Extends trivially to more than 3 differences, and collapses to the basic trick for 2 differences. The accumulator size is O(log(diffcount) * element_size), but the recursive partitioning takes O(n) space or O(diffcount * n) time (plus some logarithm something maybe). Tradeoffs are probably reasonably possible, but the basic hashset approach can reduce its O(n) space requirement at the cost of taking >O(n) time too by partitioning on a hash.

iblt has low space efficiency for small sets, small elements, and low failure rates (and on that note is only probabilistic in its success).

We implemented https://github.com/bitcoin-core/minisketch which has optimal size efficiency-- N bits of state will always correctly recover when there are N or fewer bits of set difference, even when the set elements are small (like 32 bits, for example).

So for example you can you and I can each have sets of, say, ten thousand 32-bit elements which are identical except for 10 entries, and I can send you a 320 bit (32*10) sketch of my set and from that you can always determine the 10 (or fewer) differences.
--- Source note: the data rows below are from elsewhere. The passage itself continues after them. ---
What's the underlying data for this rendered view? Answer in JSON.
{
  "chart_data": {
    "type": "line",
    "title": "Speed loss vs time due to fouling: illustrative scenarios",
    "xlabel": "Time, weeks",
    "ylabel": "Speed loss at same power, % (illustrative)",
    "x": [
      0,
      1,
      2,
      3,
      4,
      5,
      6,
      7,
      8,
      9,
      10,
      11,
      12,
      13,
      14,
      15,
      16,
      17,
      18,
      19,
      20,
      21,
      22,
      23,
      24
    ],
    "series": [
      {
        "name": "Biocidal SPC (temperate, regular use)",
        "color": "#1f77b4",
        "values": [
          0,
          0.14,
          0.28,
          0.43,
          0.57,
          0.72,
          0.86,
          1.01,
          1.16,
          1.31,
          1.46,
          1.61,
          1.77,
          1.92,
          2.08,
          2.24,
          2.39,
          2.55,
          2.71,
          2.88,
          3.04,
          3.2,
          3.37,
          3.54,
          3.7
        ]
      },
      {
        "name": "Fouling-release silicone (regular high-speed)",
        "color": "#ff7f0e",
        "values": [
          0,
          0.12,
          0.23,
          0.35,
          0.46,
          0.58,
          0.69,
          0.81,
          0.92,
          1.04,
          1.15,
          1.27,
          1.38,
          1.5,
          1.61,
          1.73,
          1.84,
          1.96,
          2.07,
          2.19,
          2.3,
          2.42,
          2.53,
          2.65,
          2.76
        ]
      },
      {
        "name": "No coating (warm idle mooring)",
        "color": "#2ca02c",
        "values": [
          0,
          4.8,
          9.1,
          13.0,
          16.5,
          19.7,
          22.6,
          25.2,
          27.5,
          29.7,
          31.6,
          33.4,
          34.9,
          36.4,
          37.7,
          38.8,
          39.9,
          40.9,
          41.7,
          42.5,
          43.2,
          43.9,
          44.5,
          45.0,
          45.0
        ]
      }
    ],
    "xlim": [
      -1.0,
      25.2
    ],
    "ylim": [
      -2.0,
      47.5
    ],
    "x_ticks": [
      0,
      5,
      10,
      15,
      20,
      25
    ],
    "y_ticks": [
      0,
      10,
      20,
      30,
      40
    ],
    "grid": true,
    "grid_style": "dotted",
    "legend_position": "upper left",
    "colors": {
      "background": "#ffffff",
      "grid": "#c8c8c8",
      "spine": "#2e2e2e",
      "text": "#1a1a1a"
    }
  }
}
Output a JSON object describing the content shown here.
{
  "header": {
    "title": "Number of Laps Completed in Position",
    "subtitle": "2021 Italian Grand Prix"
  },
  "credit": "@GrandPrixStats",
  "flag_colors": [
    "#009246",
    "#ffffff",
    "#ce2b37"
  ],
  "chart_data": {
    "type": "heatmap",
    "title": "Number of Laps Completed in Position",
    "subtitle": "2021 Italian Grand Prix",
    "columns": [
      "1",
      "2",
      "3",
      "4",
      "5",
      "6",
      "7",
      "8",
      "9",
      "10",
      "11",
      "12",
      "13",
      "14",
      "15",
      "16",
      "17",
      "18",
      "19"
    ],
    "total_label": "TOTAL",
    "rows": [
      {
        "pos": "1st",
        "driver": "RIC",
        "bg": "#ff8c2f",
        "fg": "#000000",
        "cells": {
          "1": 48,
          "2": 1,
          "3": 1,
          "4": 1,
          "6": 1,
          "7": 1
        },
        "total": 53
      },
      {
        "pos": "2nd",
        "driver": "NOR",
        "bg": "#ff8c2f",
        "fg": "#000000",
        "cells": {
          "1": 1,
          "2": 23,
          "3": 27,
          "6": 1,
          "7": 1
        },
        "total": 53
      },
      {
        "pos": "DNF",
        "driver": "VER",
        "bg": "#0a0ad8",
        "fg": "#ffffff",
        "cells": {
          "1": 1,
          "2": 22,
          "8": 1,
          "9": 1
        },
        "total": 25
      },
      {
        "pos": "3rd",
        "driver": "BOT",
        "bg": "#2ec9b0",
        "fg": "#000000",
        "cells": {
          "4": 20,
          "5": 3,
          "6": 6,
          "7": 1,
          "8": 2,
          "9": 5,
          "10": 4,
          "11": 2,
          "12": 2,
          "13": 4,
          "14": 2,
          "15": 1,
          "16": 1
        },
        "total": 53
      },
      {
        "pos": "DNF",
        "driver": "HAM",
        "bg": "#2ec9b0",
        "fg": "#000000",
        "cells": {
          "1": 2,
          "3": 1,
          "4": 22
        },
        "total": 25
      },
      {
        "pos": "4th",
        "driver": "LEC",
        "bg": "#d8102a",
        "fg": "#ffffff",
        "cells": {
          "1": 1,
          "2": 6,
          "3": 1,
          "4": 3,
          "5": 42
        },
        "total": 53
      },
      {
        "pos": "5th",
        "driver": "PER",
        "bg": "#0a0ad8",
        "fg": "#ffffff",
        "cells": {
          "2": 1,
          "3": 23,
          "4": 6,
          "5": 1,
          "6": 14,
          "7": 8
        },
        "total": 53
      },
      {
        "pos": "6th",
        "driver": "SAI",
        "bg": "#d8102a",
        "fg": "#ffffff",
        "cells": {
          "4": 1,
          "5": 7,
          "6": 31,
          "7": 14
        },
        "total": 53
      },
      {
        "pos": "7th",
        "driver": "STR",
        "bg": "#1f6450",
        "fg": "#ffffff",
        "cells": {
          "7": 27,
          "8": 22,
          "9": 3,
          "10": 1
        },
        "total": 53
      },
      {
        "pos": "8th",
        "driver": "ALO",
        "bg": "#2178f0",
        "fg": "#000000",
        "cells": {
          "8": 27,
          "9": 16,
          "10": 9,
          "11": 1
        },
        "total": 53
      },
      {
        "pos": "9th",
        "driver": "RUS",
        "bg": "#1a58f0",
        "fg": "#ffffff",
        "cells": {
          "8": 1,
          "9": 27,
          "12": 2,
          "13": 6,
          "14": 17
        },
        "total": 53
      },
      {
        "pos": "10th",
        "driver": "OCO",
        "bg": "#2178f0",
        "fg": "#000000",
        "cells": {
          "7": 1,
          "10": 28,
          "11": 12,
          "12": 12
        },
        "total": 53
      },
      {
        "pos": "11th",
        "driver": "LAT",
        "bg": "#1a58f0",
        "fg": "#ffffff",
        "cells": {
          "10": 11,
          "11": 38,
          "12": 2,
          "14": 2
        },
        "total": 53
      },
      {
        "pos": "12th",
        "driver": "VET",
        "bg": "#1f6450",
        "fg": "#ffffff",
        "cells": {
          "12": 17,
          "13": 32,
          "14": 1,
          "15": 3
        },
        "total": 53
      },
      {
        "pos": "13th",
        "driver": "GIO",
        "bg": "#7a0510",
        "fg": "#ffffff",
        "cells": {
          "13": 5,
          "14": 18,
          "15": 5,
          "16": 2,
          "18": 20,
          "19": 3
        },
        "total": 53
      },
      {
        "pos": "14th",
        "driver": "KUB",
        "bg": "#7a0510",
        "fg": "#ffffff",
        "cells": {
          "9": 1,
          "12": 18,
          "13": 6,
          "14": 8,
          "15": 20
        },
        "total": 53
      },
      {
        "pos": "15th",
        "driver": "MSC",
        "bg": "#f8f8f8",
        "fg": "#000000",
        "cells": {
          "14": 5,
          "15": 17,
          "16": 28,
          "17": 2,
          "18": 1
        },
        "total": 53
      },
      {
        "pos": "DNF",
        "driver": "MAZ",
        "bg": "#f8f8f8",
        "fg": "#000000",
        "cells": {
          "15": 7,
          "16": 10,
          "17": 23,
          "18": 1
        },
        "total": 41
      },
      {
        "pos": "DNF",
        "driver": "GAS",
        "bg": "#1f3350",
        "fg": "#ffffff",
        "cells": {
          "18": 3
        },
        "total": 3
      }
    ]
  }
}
The same element and difference size with IBLT would likely take thousands of bits to have a low failure rate.

The downside is that the minisketch approach has quadratic decode complexity in the size of the set difference, but this is not a big deal when the number of differences is small by construction or thanks to recursive subdivision.

For cases where the differences are large iBLT eventually wins out-- the two ideas can also be hybridized in a variety of ways. E.g. using minisketch to make multi-element buckets in an iblt analogous to blocked bloom filter or the normal practice with cuckoo filters.

Another related scheme is cpisync which was used for many years by SKS key servers. It has communications efficiency like minisketch, but cubic decode costs.

So the XOR initial trick is: use a hash to partition the data into batches so that each batch has up to 1 missing element.

Can't we use this again? I mean:

1. Partition the data so that some batches have up to 1 missing element.

2. Recover the elements where possible with the XOR trick.

3. Pick another hash function, then repeat finding more missing elements.

4. Repeat until no more missing elements.